The DSP programming allows the Kyma user to get at the microstructure and optimize the processing tasks to the 56001. Lippold Haken showed his ongoing Sum of Sines (SOS) work on resynthesis from Fourier analysis. In order for his program to compute hundreds of sine waves at the same time, he has interleaved his assembly code and has the 56001 computing as many as three instructions at once through excellent register assignments.
Julie Baca, Brian Evans, Richard Misenheimer and Stuart Smith gave sonification examples and had an open discussion of concerns and problems with the discipline. Although sonification has not been widely used, it was apparent from the demonstration that the sonification of some data could allow for a clearer representation than with visuals alone. If this complex data were clearly represented, people other than the scientists that collected it would have a better understanding of the research. The Kyma system allows mapping of data streams to any parameter of a Kyma sound which makes it a powerful sonification tool.
Alan Craig, in the Virtual Reality Lab, showed he and Scaletti's real time sonification project with the Kyma File Interpreter. A sensor, attached to the top of a person's head, sends out laser homing signals. The data from this sensor was being fed into Kyma and mapped to a basic sound. These beeps were then heard instantaneously by the subject via headphones, which alerted them how close to the receiving pole they were. In many ways it acted like a Geiger counter measuring radioactivity; perhaps the most well known sonification application. The beginnings of an interesting project which the two continue to work on.
As part of the ongoing Monday night concert series put on by the Music Department of the University, several invited composers from the workshop had pieces performed on the Composer Forum concert.
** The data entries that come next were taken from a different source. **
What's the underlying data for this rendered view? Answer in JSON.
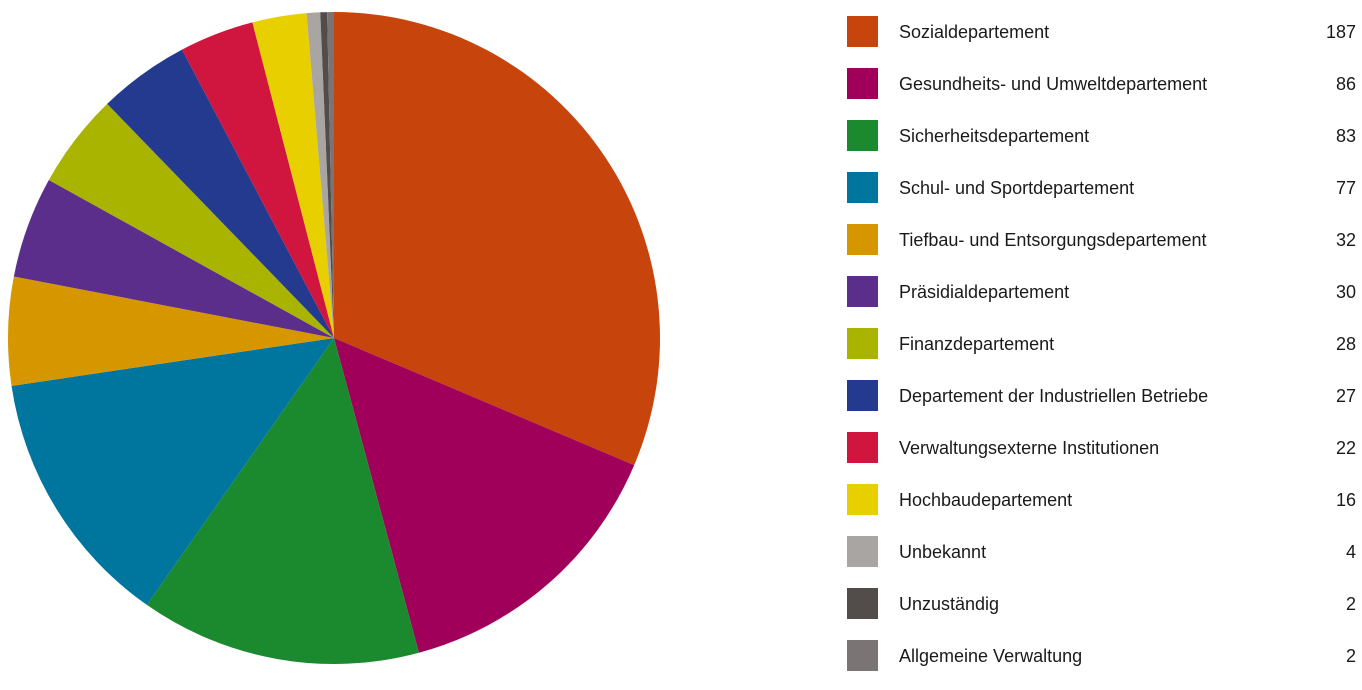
{
  "chart_data": {
    "type": "pie",
    "categories": [
      "Sozialdepartement",
      "Gesundheits- und Umweltdepartement",
      "Sicherheitsdepartement",
      "Schul- und Sportdepartement",
      "Tiefbau- und Entsorgungsdepartement",
      "Präsidialdepartement",
      "Finanzdepartement",
      "Departement der Industriellen Betriebe",
      "Verwaltungsexterne Institutionen",
      "Hochbaudepartement",
      "Unbekannt",
      "Unzuständig",
      "Allgemeine Verwaltung"
    ],
    "values": [
      187,
      86,
      83,
      77,
      32,
      30,
      28,
      27,
      22,
      16,
      4,
      2,
      2
    ],
    "colors": [
      "#c7440d",
      "#a0005a",
      "#1b8a2f",
      "#00769e",
      "#d69600",
      "#5b2e8c",
      "#a8b400",
      "#233a8f",
      "#d0163f",
      "#e8d000",
      "#a9a5a3",
      "#524c4b",
      "#7a7574"
    ],
    "legend_position": "right"
  },
  "legend": [
    {
      "label": "Sozialdepartement",
      "value": "187"
    },
    {
      "label": "Gesundheits- und Umweltdepartement",
      "value": "86"
    },
    {
      "label": "Sicherheitsdepartement",
      "value": "83"
    },
    {
      "label": "Schul- und Sportdepartement",
      "value": "77"
    },
    {
      "label": "Tiefbau- und Entsorgungsdepartement",
      "value": "32"
    },
    {
      "label": "Präsidialdepartement",
      "value": "30"
    },
    {
      "label": "Finanzdepartement",
      "value": "28"
    },
    {
      "label": "Departement der Industriellen Betriebe",
      "value": "27"
    },
    {
      "label": "Verwaltungsexterne Institutionen",
      "value": "22"
    },
    {
      "label": "Hochbaudepartement",
      "value": "16"
    },
    {
      "label": "Unbekannt",
      "value": "4"
    },
    {
      "label": "Unzuständig",
      "value": "2"
    },
    {
      "label": "Allgemeine Verwaltung",
      "value": "2"
    }
  ]
}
Tape pieces were heard from Brian Belet, Bruno Liberda, George Todd and Dick Robinson; with a tape and two piano piece from Donna McCabe.
Invited guests who presented special seminars were Sever Tipei, Chris Kriese, Sal Martirano, John Melby, James Beauchamp, Herbert Brun, Keith Johnson and Alan Craig.
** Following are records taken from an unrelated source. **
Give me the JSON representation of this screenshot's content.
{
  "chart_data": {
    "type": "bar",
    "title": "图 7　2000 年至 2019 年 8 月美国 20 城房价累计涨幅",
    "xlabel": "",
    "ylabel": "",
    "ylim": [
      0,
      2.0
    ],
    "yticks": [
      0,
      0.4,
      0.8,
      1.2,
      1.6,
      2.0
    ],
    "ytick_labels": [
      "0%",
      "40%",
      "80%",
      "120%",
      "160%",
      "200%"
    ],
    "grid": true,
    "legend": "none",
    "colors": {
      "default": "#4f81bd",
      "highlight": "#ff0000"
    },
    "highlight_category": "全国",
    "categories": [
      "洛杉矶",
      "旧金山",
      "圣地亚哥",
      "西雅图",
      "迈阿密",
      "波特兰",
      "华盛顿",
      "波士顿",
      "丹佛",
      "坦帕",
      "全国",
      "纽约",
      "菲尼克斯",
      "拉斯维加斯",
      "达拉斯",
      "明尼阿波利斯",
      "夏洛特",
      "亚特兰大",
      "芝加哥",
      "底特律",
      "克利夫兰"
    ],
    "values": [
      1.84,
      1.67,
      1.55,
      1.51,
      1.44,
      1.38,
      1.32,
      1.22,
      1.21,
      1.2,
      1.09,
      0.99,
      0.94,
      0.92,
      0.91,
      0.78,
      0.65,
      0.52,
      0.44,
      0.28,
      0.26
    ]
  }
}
Final projects were as varied as the participants, demonstrating the versatility and far ranging approaches available through the Kyma system. From sonic tic tac toe, to compositions, to live performance environments, workshop participants spent ten days at Sound Computation Boot camp, which opened a new world of questions and explorations. Next year promises the Third Annual Intensive Sound Computation Workshop. An excellent job by Carla Scaletti, Kurt Hebel, and the CERL Sound Group.